Volume 6, numéro 5 — Mai 2006

Toots and The Maytals

L'inventeur du reggae à Montréal

Celui que le livre Guinness des records a qualifié d'inventeur du mot reggae était de passage au Spectrum de Montréal le mois passé, devant une salle comble et animée.

Par Jonathan Béland

Votre humble serviteur s'est dirigé vers la mezzanine pour mieux mesurer l'ampleur du phénomène, pour apprécier le magnétisme de Toots and The Maytals. Là, des effluves de chanvre l'ont d'abord accueilli, avant de se dissiper pour laisser entrevoir la scène illuminée, sur laquelle le Rasta de 58 ans faisait vivre mes chansons préférées, des chansons que j'avais l'habitude d'écouter avec des enregistrements numérisés à partir de bande mono, vraisemblablement pour lesquels le chanteur a empoché moins que rien.

Avant, l'argent était un sujet tabou dans le milieu de la musique, mais aujourd'hui, Frederick Toots Hibbert dénonce les arnaqueurs. Trojan! Que des enfoirés… Ils faisaient affaires avec des producteurs jamaïcains, ont pris mes disques, les ont vendus à Londres, ont fait beaucoup de fric et m'ont refilé des miettes, en monnaie jamaïcaine.

Par exemple, pour un 45-tours qui atteignait la première position des palmarès à l'époque de «Never Grow Old», le producteur remettait environ 2,50$ au groupe: Parfois, cela montant à 3 dollars, pas plus. Ensuite, du moins dans la plupart des contrats d'enregistrement, les revenus de droits d'auteur étaient cédés au producteur, pour la postérité.

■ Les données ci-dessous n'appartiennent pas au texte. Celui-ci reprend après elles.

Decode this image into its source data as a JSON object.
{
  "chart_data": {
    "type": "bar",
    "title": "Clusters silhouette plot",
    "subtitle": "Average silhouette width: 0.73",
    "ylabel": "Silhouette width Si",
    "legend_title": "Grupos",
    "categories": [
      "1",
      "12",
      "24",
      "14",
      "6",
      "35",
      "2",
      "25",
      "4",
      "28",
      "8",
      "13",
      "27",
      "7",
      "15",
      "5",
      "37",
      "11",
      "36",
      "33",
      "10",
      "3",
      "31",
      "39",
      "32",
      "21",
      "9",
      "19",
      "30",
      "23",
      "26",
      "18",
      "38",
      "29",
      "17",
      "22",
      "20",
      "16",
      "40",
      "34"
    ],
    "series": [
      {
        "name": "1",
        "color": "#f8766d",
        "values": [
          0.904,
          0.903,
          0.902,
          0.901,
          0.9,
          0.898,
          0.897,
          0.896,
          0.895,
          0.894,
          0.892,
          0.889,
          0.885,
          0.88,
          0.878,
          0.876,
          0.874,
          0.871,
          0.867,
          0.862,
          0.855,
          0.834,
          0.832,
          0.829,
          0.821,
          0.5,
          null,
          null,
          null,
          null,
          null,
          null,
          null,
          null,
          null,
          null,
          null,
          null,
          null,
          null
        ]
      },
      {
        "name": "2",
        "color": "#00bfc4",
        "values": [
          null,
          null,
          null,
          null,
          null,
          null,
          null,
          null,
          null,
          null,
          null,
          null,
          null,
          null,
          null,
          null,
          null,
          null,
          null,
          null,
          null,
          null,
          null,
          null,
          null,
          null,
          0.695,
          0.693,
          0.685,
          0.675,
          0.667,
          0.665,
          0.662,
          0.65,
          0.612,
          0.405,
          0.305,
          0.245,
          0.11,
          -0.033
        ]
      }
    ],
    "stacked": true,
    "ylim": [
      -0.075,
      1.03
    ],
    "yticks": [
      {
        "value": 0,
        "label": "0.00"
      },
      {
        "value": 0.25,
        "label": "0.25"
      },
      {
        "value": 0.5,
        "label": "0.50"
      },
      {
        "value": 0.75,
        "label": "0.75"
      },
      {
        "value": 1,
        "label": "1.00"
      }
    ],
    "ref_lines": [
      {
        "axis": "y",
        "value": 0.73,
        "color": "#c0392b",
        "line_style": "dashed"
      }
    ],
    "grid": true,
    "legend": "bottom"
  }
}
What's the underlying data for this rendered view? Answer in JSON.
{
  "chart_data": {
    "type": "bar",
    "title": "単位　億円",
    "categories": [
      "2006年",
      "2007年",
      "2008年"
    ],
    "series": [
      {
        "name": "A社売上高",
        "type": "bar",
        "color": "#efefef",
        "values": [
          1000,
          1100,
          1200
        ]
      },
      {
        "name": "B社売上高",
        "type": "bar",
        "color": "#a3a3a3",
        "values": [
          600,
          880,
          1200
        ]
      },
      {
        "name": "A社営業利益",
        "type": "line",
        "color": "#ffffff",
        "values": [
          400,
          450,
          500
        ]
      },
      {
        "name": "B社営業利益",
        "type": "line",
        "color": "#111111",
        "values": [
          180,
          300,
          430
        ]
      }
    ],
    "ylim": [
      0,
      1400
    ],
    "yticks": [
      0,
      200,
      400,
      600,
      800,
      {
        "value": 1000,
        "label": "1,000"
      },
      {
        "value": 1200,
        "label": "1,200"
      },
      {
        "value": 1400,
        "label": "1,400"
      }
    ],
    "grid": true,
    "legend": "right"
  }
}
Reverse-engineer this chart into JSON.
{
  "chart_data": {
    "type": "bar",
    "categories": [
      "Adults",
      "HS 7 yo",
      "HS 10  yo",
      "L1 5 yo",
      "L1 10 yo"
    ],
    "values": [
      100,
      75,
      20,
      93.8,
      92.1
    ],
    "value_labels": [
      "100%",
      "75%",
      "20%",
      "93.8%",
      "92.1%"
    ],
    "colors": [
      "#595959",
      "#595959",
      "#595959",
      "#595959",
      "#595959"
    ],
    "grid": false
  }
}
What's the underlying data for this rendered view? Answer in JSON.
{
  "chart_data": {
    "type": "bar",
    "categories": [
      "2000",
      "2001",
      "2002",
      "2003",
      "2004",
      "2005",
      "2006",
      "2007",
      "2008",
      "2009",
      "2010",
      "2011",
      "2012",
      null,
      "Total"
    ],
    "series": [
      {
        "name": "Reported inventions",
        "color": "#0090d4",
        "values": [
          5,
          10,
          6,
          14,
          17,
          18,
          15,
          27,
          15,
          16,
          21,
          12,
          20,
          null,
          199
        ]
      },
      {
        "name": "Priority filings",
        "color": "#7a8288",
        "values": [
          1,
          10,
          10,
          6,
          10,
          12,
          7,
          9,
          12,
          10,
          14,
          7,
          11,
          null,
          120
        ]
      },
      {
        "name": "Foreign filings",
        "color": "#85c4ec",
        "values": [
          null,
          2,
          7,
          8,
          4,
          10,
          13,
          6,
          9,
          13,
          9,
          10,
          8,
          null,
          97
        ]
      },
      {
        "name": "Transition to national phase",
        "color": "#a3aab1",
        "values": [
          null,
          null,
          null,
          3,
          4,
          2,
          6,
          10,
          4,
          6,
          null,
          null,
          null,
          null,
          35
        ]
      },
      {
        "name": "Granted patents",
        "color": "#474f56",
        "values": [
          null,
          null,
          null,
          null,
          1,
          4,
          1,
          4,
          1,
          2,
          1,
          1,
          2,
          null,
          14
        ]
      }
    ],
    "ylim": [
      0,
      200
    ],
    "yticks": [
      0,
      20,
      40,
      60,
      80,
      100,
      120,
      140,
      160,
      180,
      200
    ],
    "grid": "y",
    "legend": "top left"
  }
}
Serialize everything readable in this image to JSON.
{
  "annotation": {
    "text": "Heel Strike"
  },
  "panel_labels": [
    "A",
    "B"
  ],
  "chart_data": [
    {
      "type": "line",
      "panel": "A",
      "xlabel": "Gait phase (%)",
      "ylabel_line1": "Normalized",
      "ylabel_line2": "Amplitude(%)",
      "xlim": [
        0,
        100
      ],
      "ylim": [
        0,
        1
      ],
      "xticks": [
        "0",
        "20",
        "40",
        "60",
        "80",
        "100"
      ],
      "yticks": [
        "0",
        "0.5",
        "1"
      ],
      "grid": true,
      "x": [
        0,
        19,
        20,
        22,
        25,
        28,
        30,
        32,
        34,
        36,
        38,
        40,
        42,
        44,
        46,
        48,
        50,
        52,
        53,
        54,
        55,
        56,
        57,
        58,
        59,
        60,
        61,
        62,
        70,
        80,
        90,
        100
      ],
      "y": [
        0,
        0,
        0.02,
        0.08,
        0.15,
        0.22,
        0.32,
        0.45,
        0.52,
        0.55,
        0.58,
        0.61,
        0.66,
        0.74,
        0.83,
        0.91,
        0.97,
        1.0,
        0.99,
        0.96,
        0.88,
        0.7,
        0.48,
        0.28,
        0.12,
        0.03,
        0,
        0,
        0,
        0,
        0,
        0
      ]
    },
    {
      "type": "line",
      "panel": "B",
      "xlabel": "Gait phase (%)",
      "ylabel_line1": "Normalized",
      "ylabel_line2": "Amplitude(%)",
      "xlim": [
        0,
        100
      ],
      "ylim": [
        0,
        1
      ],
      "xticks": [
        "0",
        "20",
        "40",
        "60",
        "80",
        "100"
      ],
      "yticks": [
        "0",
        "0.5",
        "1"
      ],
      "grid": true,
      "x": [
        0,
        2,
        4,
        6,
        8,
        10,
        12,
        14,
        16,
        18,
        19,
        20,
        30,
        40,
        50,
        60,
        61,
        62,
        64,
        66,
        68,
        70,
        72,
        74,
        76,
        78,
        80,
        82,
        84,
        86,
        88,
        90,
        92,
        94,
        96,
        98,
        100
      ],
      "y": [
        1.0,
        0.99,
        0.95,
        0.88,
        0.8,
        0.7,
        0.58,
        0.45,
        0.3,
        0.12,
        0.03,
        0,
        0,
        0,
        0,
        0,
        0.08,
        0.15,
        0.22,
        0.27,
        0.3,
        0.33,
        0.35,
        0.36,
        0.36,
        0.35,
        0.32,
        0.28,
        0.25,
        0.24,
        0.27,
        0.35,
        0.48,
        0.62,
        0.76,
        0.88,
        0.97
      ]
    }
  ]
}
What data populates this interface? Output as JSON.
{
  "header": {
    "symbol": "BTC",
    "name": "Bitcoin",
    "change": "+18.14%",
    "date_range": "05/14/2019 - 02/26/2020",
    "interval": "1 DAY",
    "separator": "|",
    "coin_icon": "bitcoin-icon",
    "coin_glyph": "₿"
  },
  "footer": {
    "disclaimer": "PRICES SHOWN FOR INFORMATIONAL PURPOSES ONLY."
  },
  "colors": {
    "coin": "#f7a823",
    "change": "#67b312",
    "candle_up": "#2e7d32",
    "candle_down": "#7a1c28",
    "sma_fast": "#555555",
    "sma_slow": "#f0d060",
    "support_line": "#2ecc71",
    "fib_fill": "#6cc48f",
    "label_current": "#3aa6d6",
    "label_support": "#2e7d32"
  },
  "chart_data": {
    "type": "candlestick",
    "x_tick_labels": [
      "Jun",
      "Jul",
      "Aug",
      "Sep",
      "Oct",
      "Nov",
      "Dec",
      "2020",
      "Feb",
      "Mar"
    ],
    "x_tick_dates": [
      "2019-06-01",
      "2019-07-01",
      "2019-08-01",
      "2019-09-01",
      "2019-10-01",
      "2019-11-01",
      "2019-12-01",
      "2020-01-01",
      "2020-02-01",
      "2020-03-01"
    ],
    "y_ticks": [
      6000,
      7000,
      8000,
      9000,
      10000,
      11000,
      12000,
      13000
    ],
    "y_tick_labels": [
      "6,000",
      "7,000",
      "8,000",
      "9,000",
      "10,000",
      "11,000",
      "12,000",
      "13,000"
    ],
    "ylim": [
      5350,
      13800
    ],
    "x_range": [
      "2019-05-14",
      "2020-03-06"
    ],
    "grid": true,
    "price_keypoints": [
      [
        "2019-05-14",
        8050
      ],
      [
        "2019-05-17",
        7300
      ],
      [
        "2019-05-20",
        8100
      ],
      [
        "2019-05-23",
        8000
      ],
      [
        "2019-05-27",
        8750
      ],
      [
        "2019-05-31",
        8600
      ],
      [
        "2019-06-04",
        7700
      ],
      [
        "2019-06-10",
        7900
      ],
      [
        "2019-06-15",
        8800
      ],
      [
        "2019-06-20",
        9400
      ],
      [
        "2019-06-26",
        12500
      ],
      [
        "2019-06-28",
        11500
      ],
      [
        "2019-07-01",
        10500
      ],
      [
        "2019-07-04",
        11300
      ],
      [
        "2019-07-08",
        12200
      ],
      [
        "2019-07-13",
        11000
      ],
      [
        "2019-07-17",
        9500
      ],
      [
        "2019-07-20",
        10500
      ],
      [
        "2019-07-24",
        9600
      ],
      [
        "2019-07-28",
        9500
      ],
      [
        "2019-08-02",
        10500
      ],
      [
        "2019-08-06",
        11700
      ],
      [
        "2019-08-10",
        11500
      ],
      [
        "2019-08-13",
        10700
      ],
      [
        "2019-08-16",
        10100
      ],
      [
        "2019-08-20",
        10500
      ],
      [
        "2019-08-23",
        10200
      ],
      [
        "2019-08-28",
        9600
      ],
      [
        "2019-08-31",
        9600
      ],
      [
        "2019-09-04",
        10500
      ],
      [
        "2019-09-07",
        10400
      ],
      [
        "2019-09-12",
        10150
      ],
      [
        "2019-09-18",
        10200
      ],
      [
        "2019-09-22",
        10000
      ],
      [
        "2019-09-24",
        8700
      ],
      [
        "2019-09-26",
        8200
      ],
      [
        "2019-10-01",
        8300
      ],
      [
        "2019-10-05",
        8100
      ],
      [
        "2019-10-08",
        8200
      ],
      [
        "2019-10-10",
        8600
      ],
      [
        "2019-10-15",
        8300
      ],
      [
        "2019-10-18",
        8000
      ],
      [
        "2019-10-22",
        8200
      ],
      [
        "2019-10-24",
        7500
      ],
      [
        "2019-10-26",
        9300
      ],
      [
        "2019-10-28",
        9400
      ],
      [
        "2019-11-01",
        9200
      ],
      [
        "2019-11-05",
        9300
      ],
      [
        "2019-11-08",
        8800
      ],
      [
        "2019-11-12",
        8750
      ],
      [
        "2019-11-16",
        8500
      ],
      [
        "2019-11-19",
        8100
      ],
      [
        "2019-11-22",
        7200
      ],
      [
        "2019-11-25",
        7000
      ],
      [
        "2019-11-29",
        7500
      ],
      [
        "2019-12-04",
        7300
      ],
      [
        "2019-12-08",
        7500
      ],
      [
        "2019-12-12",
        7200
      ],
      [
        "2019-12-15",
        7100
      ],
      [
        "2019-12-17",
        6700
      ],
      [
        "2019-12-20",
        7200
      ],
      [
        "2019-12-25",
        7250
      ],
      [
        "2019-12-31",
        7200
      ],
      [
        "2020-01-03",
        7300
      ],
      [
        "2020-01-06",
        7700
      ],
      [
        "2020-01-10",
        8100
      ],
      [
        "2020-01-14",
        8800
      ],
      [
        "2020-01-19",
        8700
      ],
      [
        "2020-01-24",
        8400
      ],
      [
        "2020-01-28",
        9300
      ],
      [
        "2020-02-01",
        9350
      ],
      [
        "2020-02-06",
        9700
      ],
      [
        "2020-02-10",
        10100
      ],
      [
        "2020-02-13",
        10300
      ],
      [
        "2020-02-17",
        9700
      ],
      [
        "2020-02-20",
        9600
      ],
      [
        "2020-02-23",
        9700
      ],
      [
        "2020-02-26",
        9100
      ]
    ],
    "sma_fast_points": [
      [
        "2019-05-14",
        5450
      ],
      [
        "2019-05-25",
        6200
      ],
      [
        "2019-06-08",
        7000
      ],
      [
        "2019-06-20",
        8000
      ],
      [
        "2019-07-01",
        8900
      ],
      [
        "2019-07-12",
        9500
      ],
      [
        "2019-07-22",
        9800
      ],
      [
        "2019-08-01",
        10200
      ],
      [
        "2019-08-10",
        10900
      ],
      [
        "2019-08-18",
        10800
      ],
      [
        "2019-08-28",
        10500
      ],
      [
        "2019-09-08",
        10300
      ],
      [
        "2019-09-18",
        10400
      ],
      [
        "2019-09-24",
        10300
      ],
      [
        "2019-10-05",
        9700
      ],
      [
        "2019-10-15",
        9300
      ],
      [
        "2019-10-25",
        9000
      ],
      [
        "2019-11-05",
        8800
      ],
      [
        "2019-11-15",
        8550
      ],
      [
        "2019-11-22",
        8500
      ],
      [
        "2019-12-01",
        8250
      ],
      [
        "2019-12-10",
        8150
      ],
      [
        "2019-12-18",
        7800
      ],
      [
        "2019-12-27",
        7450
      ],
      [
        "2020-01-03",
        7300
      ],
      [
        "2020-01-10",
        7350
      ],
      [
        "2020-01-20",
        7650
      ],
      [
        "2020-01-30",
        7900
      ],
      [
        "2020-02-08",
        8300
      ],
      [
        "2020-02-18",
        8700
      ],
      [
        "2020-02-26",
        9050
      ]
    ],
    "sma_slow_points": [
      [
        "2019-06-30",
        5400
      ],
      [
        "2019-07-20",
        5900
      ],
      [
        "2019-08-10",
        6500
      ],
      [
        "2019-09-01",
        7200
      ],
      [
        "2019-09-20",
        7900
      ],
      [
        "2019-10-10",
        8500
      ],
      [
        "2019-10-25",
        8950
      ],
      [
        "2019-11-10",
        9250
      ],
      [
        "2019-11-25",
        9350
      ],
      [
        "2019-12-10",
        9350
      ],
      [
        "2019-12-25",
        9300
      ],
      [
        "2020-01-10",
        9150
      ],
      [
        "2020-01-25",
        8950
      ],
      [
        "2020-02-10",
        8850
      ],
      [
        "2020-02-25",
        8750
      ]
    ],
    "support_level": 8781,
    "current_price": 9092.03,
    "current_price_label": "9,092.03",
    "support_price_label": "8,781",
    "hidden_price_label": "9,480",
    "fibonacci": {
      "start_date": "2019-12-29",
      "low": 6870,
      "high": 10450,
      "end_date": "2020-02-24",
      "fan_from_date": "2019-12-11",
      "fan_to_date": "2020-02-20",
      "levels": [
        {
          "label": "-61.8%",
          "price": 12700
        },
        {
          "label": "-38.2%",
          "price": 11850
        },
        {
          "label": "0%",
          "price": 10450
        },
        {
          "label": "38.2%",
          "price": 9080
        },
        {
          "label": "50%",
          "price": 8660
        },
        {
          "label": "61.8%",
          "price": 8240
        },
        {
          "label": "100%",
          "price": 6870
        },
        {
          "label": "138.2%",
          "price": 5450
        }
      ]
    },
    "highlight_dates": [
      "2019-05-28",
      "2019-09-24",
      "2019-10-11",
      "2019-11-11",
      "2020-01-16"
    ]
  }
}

Toots n'est guère plus tendre envers Duke Reid (Treasure Isle et Trojan) ou Clement Coxsone Dodd (Studio One): Ils sont morts avec mon argent! Ni envers Prince Buster ou Byron Lee: Je veux qu'on sache que tous ces mecs sont des enfoirés… Il admet cependant que Leslie Kong (Beverley's) était un type sympa: Il essayait de me payer, mais il est mort avant de me rembourser. Il a beau pester contre ceux qui sont devenus riches avec son argent, il est reconnaissant envers Chris Blackwell (Island), notamment pour le disque Toots Live, de 1980: Ce projet d'enregistrement n'était pas du tout prévu. Tout s'est mis en branle la veille. Le disque fut mixé et pressé quelques heures seulement après la fin du concert et était en vente dans toute l'Angleterre dès le lendemain: Ce disque est la meilleure chose que Blackwell ait fait pour moi.

Frederick Toots Hibbert

Né en Jamaïque le 8 décembre 1948, Frederick Hibbert a commencé à chanter le gospel très jeune dans les églises. Il a débuté sa carrière en 1963 en enregistrant chez Coxsone Dodd Downbeat, sur Orange Street, à Kingston. Avec ses deux choristes, Gerry et Raleigh, il a formé The Maytals.

Toots & The Maytals se sont séparé au début des années quatre-vingt, car trop de distance s'était installée entre eux pour communiquer et travailler convenablement, explique Toots, dans une entrevue donnée en 1998: Certains voulaient vivre en Jamaïque, d'autres à Londres. Aujourd'hui, c'est sa fille qui fait les chœurs, avec une autre chanteuse sur scène.